Arti kata Tri Hita Karana : Tri artinya tiga
Hita artinya
kehidupan
Karana
artinya penyebab
Tri Hita
Karana artinya : Tiga keharmonisan yang menyebabkan adanya kehidupan yaitu
hubungan yang harmonis antara manusia dengan Tuhan, hubungan yang harmonis
antara manusia dengan manusia dan hubungan yang harmonis antara manusia
dengan alam.
Dalam pelaksanaannya tetap berlandaskan ajaran-ajaran Agama Hindu dan dalam kegiatan Upacara Keagamaan berpatokan pada Panca Yadnya.
Yang dimaksud
dengan Panca Yadnya adalah : Panca artinya lima dan Yadnya artinya upacara
persembahan suci yang tulus ikhlas kehadapan Tuhan yang dalam istilah Bali
masyarakat Hindu menyebutkan Ida Sanghyang Widi Wasa.
Adapun
pelaksanaan Panca Yadnya terdiri dari :
1. Dewa
Yadnya, yaitu upacara persembahan suci yang tulus ikhlas kehadapan para
dewa-dewa.
2. Butha
Yadnya, yaitu upacara persembahan suci yang tulus ikhlas kehadapan
unsur-unsur alam.
3. Manusa
Yadnya, yaitu upacara persembahan suci yang tulus ikhlas kepada manusia.
4. Pitra
Yadnya, yaitu upacara persembahan suci yang tulus ikhlas bagi manusia yang
telah meninggal.
5. Rsi
Yadnya, yaitu upacara persembahan suci yang tulus ikhlas kehadapan para orang
suci umat Hindu.
Untuk lebih jelasnya mengenai pelaksanaan Panca Yadnya secara simpel dapat diuraikan sebagai berikut : 1. Upacara Dewa Yadnya
Dewa asal
kata dalam bahasa Sanskrit “Div” yang artinya sinar suci, jadi pengertian
Dewa adalah sinar suci yang merupakan manifestasi dari Tuhan yang oleh umat
Hindu di Bali menyebutnya Ida Sanghyang Widhi Wasa.
Yadnya artinya upacara persembahan suci yang tulus ikhlas.

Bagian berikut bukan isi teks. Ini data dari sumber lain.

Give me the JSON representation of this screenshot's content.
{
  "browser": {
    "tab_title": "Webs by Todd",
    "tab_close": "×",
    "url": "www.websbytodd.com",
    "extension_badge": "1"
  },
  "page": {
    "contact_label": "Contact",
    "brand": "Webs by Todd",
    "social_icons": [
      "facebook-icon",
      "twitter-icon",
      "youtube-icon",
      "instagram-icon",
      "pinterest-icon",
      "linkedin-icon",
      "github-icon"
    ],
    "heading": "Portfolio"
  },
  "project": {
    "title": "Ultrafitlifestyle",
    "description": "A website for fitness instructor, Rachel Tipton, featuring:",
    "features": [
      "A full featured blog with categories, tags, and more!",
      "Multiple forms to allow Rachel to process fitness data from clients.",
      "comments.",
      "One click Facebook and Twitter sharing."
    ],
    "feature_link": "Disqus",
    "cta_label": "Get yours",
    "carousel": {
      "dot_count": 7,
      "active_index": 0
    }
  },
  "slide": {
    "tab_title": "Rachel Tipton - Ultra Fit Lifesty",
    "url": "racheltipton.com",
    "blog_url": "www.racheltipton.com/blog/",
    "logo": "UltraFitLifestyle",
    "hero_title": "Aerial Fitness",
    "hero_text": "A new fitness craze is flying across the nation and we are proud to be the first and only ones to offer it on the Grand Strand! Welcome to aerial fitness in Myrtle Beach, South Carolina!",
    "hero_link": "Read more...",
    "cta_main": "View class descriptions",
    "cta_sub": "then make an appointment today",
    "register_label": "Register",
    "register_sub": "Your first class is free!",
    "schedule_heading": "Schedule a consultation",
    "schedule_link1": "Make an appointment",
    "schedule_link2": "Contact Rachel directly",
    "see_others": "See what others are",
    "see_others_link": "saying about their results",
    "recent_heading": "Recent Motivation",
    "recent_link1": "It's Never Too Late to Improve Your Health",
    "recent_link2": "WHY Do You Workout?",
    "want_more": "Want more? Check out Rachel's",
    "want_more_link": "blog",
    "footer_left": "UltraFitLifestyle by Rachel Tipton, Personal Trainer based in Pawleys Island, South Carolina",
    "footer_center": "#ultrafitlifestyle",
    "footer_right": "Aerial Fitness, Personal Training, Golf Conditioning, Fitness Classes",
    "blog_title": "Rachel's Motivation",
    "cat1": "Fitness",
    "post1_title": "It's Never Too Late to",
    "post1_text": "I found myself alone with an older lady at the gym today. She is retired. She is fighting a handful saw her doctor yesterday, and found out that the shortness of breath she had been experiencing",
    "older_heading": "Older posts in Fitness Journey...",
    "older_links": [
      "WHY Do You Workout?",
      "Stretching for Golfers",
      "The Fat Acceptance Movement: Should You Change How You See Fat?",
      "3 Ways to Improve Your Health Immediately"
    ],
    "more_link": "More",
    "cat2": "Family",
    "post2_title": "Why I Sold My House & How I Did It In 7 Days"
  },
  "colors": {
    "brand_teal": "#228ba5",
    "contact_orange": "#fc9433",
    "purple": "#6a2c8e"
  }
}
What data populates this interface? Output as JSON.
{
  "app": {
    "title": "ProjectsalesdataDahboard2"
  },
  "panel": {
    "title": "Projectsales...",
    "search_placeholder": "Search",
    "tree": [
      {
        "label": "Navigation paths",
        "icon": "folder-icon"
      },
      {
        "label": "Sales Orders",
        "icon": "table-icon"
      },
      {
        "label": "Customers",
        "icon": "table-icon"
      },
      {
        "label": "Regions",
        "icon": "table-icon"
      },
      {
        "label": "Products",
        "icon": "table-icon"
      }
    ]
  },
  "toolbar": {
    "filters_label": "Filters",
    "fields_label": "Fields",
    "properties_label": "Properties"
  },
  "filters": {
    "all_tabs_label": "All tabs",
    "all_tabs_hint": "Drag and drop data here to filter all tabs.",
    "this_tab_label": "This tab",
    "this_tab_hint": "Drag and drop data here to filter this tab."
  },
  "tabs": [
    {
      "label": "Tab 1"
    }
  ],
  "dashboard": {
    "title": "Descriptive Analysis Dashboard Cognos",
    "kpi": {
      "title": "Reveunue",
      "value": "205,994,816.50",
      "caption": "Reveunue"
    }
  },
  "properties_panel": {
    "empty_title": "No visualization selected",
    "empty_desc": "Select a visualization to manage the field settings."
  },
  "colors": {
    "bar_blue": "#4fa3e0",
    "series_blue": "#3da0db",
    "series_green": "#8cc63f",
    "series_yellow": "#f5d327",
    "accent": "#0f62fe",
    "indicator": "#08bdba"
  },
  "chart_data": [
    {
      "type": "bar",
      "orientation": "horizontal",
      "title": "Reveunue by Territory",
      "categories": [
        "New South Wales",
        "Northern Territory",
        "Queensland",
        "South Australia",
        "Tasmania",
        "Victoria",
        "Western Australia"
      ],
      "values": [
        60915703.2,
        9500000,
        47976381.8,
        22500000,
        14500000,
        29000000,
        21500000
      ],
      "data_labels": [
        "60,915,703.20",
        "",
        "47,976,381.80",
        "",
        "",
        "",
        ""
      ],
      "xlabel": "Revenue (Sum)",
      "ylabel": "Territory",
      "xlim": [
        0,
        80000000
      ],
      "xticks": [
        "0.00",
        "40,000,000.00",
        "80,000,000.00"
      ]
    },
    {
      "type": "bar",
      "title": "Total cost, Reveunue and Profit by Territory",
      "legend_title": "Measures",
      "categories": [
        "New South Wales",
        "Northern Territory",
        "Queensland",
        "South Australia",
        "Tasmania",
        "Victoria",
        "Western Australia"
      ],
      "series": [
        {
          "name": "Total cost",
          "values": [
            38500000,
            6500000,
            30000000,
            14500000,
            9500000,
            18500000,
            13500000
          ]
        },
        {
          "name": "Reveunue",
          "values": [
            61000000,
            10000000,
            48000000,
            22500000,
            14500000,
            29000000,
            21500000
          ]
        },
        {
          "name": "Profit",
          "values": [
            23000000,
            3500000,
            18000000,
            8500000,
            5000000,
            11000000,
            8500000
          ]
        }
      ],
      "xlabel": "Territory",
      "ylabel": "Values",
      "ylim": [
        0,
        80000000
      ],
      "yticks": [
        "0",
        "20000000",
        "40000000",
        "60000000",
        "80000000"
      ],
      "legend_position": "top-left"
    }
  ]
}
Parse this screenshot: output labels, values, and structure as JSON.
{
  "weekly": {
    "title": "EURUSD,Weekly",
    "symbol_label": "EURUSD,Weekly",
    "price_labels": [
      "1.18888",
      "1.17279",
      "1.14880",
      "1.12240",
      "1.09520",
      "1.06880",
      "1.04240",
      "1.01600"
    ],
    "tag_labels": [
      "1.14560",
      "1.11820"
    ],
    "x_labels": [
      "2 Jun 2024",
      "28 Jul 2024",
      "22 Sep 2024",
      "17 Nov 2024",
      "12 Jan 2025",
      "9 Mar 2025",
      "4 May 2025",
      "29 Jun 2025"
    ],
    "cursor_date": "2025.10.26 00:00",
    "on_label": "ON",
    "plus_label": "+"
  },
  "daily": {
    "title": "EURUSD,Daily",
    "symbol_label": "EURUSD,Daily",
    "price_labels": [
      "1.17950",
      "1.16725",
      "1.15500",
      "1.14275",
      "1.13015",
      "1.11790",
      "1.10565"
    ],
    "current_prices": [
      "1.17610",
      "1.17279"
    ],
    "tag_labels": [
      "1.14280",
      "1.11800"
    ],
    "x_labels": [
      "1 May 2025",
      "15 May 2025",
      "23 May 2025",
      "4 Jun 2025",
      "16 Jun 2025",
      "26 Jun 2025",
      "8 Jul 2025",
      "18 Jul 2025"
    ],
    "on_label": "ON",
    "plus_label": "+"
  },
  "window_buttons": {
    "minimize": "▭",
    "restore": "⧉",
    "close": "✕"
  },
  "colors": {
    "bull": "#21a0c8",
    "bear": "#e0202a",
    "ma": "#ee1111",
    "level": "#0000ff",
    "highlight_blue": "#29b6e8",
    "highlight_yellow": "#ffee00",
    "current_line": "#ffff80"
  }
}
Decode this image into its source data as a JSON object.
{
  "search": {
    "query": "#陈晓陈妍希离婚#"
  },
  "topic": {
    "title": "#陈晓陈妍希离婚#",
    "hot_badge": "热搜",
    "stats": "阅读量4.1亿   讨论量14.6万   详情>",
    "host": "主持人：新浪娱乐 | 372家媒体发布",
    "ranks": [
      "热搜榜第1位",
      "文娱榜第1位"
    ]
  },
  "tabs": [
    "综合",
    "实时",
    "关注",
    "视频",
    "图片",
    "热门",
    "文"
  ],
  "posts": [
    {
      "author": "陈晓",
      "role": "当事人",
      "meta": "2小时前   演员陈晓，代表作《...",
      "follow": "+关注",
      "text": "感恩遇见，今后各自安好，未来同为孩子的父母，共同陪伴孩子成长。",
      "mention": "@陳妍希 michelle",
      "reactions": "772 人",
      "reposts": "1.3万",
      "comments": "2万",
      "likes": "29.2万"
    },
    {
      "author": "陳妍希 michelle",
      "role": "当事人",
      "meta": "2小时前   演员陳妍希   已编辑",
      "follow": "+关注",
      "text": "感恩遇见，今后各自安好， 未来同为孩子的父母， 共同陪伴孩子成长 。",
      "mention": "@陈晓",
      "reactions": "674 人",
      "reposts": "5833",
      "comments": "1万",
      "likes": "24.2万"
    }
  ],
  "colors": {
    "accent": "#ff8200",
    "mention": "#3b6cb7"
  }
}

Upacara Dewa Yadnya adalah pemujaan serta persembahan suci yang tulus ikhlas kehadapan Tuhan dan sinar-sinar suciNYA yang disebut dewa-dewi. Adanya pemujaan kehadapan dewa-dewi atau para dewa karena beliau yang dianggap mempengaruhi dan mengatur gerak kehidupan di dunia ini.
Salah satu
dari Upacara Dewa Yadnya seperti Upacara Hari Raya Saraswati yaitu upacara
suci yang dilaksanakan oleh umat Hindu untuk memperingati turunnya Ilmu
Pengetahuan yang dilaksanakan setiap 210 hari yaitu pada hari Sabtu, yang
dalam kalender Bali disebut Saniscara Umanis uku Watugunung, pemujaan
ditujukan kehadapan Tuhan sebagai sumber Ilmu Pengetahuan dan
dipersonifikasikan sebagai Wanita Cantik bertangan empat memegang wina
(sejenis alat musik), genitri (semacam tasbih), pustaka lontar bertuliskan
sastra ilmu pengetahuan di dalam kotak kecil, serta bunga teratai yang
melambangkan kesucian.
2. Upacara
Bhuta Yadnya
Bhuta artinya
unsur-unsur alam, sedangkan Yadnya artinya upacara persembahan suci yang
tulus ikhlas.
Kata “Bhuta”
sering dirangkaikan dengan kata “Kala” yang artinya “waktu” atau “energi”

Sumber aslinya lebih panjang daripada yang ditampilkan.